Silence is Not Consensus: Disrupting Agreement Bias in Multi-Agent LLMs via Catfish Agent for Clinical Decision Making
Yihan Wang, Qiao Yan, Zhenghao Xing, Lihao Liu, Junjun He, Chi-Wing Fu, Xiaowei Hu, Pheng-Ann Heng
TL;DR
The paper identifies Silent Agreement as a key bottleneck in medical multi-agent LLM frameworks and introduces the Catfish Agent, a role-based dissent mechanism designed to inject structured challenges. It implements two core interventions—complexity-aware engagement and tone-calibrated dissent—to adapt to case difficulty and consensus strength, respectively. Through extensive experiments on nine medical Q&A and three medical VQA benchmarks, the Catfish framework achieves substantial gains over single- and multi-agent baselines, including GPT-4o and DeepSeek-R1, with notable reductions in premature consensus and improved diagnostic reasoning. The work demonstrates the practical impact of deliberate disagreement in high-stakes medical decision making and outlines future directions for efficient coordination in multi-agent reasoning systems.
Abstract
Large language models (LLMs) have demonstrated strong potential in clinical question answering, with recent multi-agent frameworks further improving diagnostic accuracy via collaborative reasoning. However, we identify a recurring issue of Silent Agreement, where agents prematurely converge on diagnoses without sufficient critical analysis, particularly in complex or ambiguous cases. We present a new concept called Catfish Agent, a role-specialized LLM designed to inject structured dissent and counter silent agreement.
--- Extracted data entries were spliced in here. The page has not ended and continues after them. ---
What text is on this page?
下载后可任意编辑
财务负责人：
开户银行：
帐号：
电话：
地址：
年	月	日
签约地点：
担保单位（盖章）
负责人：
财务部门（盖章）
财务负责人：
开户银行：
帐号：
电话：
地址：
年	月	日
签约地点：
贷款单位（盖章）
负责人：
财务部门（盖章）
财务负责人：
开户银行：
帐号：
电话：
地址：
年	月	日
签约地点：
Inspired by the ``catfish effect'' in organizational psychology, the Catfish Agent is designed to challenge emerging consensus to stimulate deeper reasoning. We formulate two mechanisms to encourage effective and context-aware interventions: (i) a complexity-aware intervention that modulates agent engagement based on case difficulty, and (ii) a tone-calibrated intervention articulated to balance critique and collaboration. Evaluations on nine medical Q&A and three medical VQA benchmarks show that our approach consistently outperforms both single- and multi-agent LLMs frameworks, including leading commercial models such as GPT-4o and DeepSeek-R1.